Pain before, during and after menopause is very common among women. The terms Menopausal Joint Pain and Menopausal Arthralgia are synonymous. The cause is thought to be a shift in hormones, although this has not been medically proven. The multiple uncomfortable body symptoms that accompany menopause such as poor sleep and depression amplifies the pains signals. Because menopause occurs between the life stages of unexplained joint pain and arthritis, the symptoms may overlap. Menopausal Joint Pain causes can be multifactorial, and all aspects of the pain should be addressed including physical function, sleep and mood.
Men can go through andropause, a natural lowering of testosterone levels, after the age of 60.
Testosterone has been described as a pain buffer; this is theorized to be why few men experience fibromyalgia (body pain syndrome) or TMJ (temporomandibular Jaw pain).
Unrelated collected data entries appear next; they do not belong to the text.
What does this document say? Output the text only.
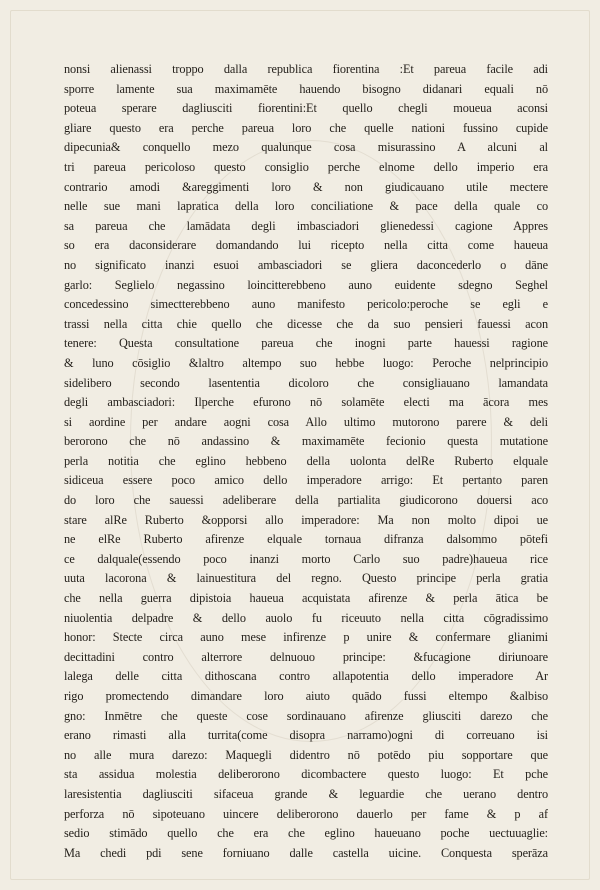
nonsi alienassi troppo dalla republica fiorentina :Et pareua facile adi
sporre lamente sua maximamēte hauendo bisogno didanari equali nō
poteua sperare dagliusciti fiorentini:Et quello chegli moueua aconsi
gliare questo era perche pareua loro che quelle nationi fussino cupide
dipecunia& conquello mezo qualunque cosa misurassino A alcuni al
tri pareua pericoloso questo consiglio perche elnome dello imperio era
contrario amodi &areggimenti loro & non giudicauano utile mectere
nelle sue mani lapratica della loro conciliatione & pace della quale co
sa pareua che lamādata degli imbasciadori glienedessi cagione Appres
so era daconsiderare domandando lui ricepto nella citta come haueua
no significato inanzi esuoi ambasciadori se gliera daconcederlo o dāne
garlo: Seglielo negassino loincitterebbeno auno euidente sdegno Seghel
concedessino simectterebbeno auno manifesto pericolo:peroche se egli e
trassi nella citta chie quello che dicesse che da suo pensieri fauessi acon
tenere: Questa consultatione pareua che inogni parte hauessi ragione
& luno cōsiglio &laltro altempo suo hebbe luogo: Peroche nelprincipio
sidelibero secondo lasententia dicoloro che consigliauano lamandata
degli ambasciadori: Ilperche efurono nō solamēte electi ma ācora mes
si aordine per andare aogni cosa Allo ultimo mutorono parere & deli
berorono che nō andassino & maximamēte fecionio questa mutatione
perla notitia che eglino hebbeno della uolonta delRe Ruberto elquale
sidiceua essere poco amico dello imperadore arrigo: Et pertanto paren
do loro che sauessi adeliberare della partialita giudicorono douersi aco
stare alRe Ruberto &opporsi allo imperadore: Ma non molto dipoi ue
ne elRe Ruberto afirenze elquale tornaua difranza dalsommo pōtefi
ce dalquale(essendo poco inanzi morto Carlo suo padre)haueua rice
uuta lacorona & lainuestitura del regno. Questo principe perla gratia
che nella guerra dipistoia haueua acquistata afirenze & perla ātica be
niuolentia delpadre & dello auolo fu riceuuto nella citta cōgradissimo
honor: Stecte circa auno mese infirenze p unire & confermare glianimi
decittadini contro alterrore delnuouo principe: &fucagione diriunoare
lalega delle citta dithoscana contro allapotentia dello imperadore Ar
rigo promectendo dimandare loro aiuto quādo fussi eltempo &albiso
gno: Inmētre che queste cose sordinauano afirenze gliusciti darezo che
erano rimasti alla turrita(come disopra narramo)ogni di correuano isi
no alle mura darezo: Maquegli didentro nō potēdo piu sopportare que
sta assidua molestia deliberorono dicombactere questo luogo: Et pche
laresistentia dagliusciti sifaceua grande & leguardie che uerano dentro
perforza nō sipoteuano uincere deliberorono dauerlo per fame & p af
sedio stimādo quello che era che eglino haueuano poche uectuuaglie:
Ma chedi pdi sene forniuano dalle castella uicine. Conquesta sperāza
Andropause happens more slowly than menopause, so symptoms are not as acutely noticeable. Because andropause and osteoarthritis cause slow onset symptoms around similar life time, pain specific to andropause is not as clearly identified.
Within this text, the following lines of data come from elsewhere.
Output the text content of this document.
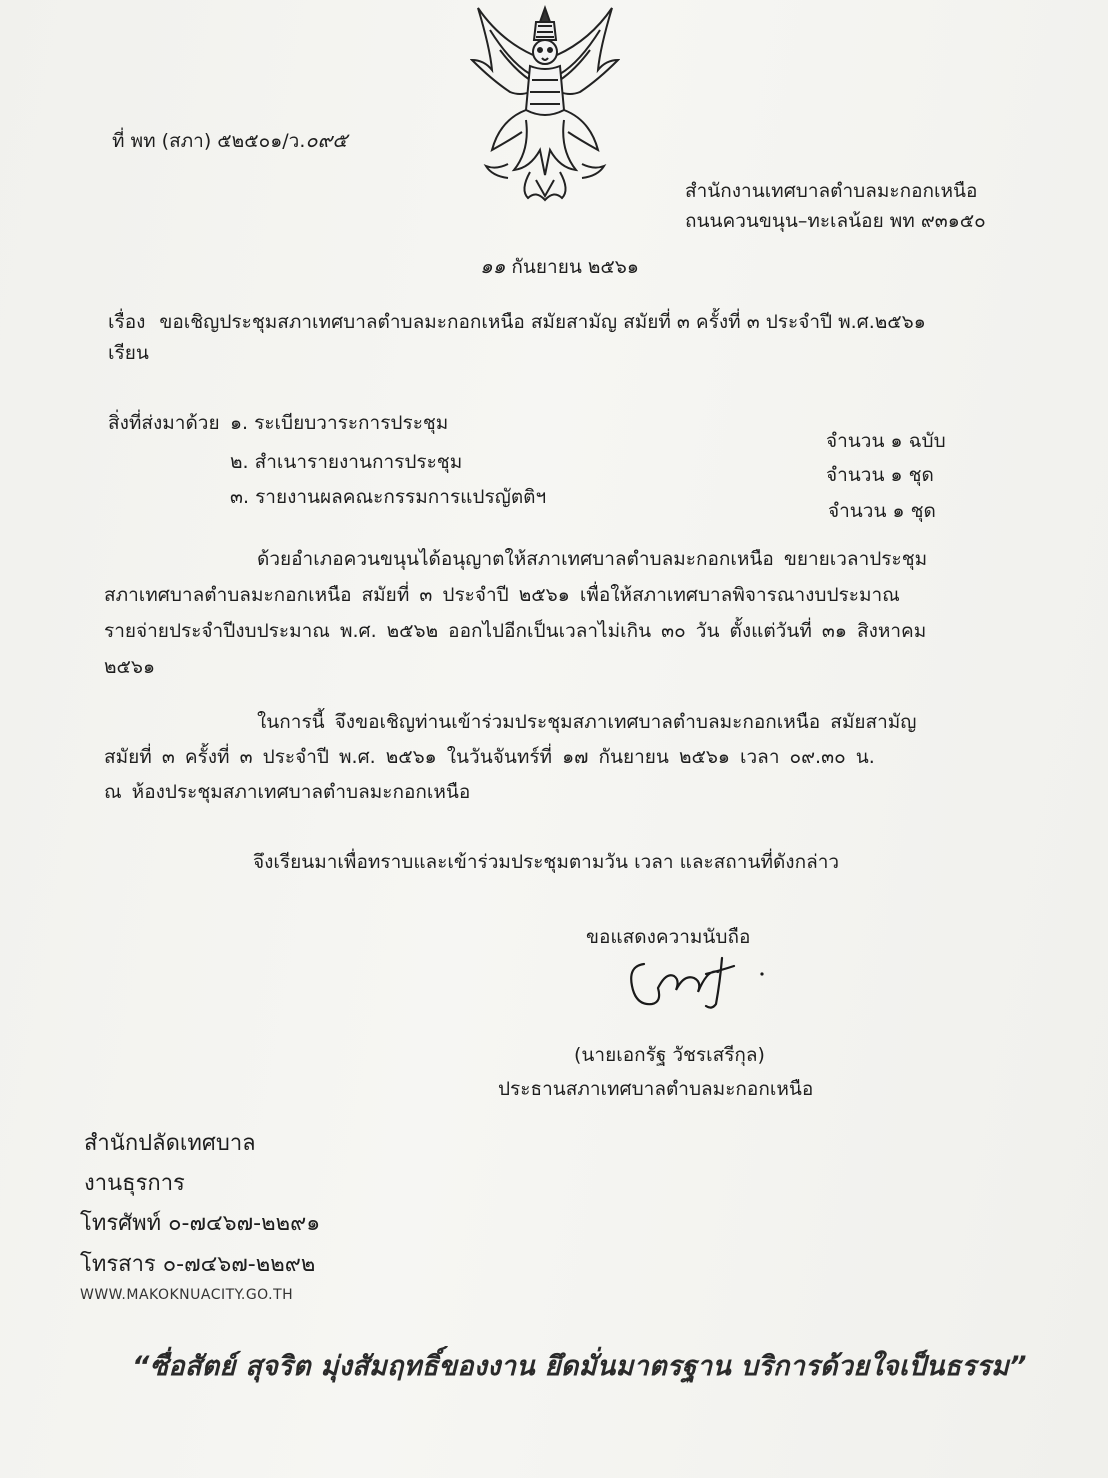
ที่ พท (สภา) ๕๒๕๐๑/ว.๐๙๕
สำนักงานเทศบาลตำบลมะกอกเหนือ
ถนนควนขนุน–ทะเลน้อย พท ๙๓๑๕๐
๑๑ กันยายน ๒๕๖๑
เรื่อง ขอเชิญประชุมสภาเทศบาลตำบลมะกอกเหนือ สมัยสามัญ สมัยที่ ๓ ครั้งที่ ๓ ประจำปี พ.ศ.๒๕๖๑
เรียน
สิ่งที่ส่งมาด้วย ๑. ระเบียบวาระการประชุม
๒. สำเนารายงานการประชุม
๓. รายงานผลคณะกรรมการแปรญัตติฯ
จำนวน ๑ ฉบับ
จำนวน ๑ ชุด
จำนวน ๑ ชุด
ด้วยอำเภอควนขนุนได้อนุญาตให้สภาเทศบาลตำบลมะกอกเหนือ ขยายเวลาประชุม
สภาเทศบาลตำบลมะกอกเหนือ สมัยที่ ๓ ประจำปี ๒๕๖๑ เพื่อให้สภาเทศบาลพิจารณางบประมาณ
รายจ่ายประจำปีงบประมาณ พ.ศ. ๒๕๖๒ ออกไปอีกเป็นเวลาไม่เกิน ๓๐ วัน ตั้งแต่วันที่ ๓๑ สิงหาคม
๒๕๖๑
ในการนี้ จึงขอเชิญท่านเข้าร่วมประชุมสภาเทศบาลตำบลมะกอกเหนือ สมัยสามัญ
สมัยที่ ๓ ครั้งที่ ๓ ประจำปี พ.ศ. ๒๕๖๑ ในวันจันทร์ที่ ๑๗ กันยายน ๒๕๖๑ เวลา ๐๙.๓๐ น.
ณ ห้องประชุมสภาเทศบาลตำบลมะกอกเหนือ
จึงเรียนมาเพื่อทราบและเข้าร่วมประชุมตามวัน เวลา และสถานที่ดังกล่าว
ขอแสดงความนับถือ
(นายเอกรัฐ วัชรเสรีกุล)
ประธานสภาเทศบาลตำบลมะกอกเหนือ
สำนักปลัดเทศบาล
งานธุรการ
โทรศัพท์ ๐-๗๔๖๗-๒๒๙๑
โทรสาร ๐-๗๔๖๗-๒๒๙๒
WWW.MAKOKNUACITY.GO.TH
“ซื่อสัตย์ สุจริต มุ่งสัมฤทธิ์ของงาน ยึดมั่นมาตรฐาน บริการด้วยใจเป็นธรรม”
After age 60, joint cartilage wears out as osteoarthritis sets in. In people over age 70, 70% have X Ray evidence of osteoarthritis. A history of excess joint strain and injuries in youth can lead to earlier onset and more severe osteoarthritis. Genetics play a large role in the amount and time that arthritis occurs. Arthritic pains are made worse both with under and over use. Finding the right balance of daily activities will protect you from severe symptoms and worsening of the pain. Strengthening the muscles around the arthritic joint helps protect it from misalignment and further injury.
For everyone at every stage of life, staying fit and mobile will protect you from severe pain. Keeping in tune with your body’s motions and pain at various times of the day will allow you to recognize if you are developing a pain syndrome. Whenever pain interferes with activity, lasts more than a few days, or wakes you from sleep, try resting, icing and consider seeing a physical therapist. You can also try over the counter pain relievers such as acetaminophen (tylenol), ibuprofen (advil or motrin) or naprosyn (aleve.) If the pain does not resolve, it’s time to see your doctor. You will probably see many other people your age there too!!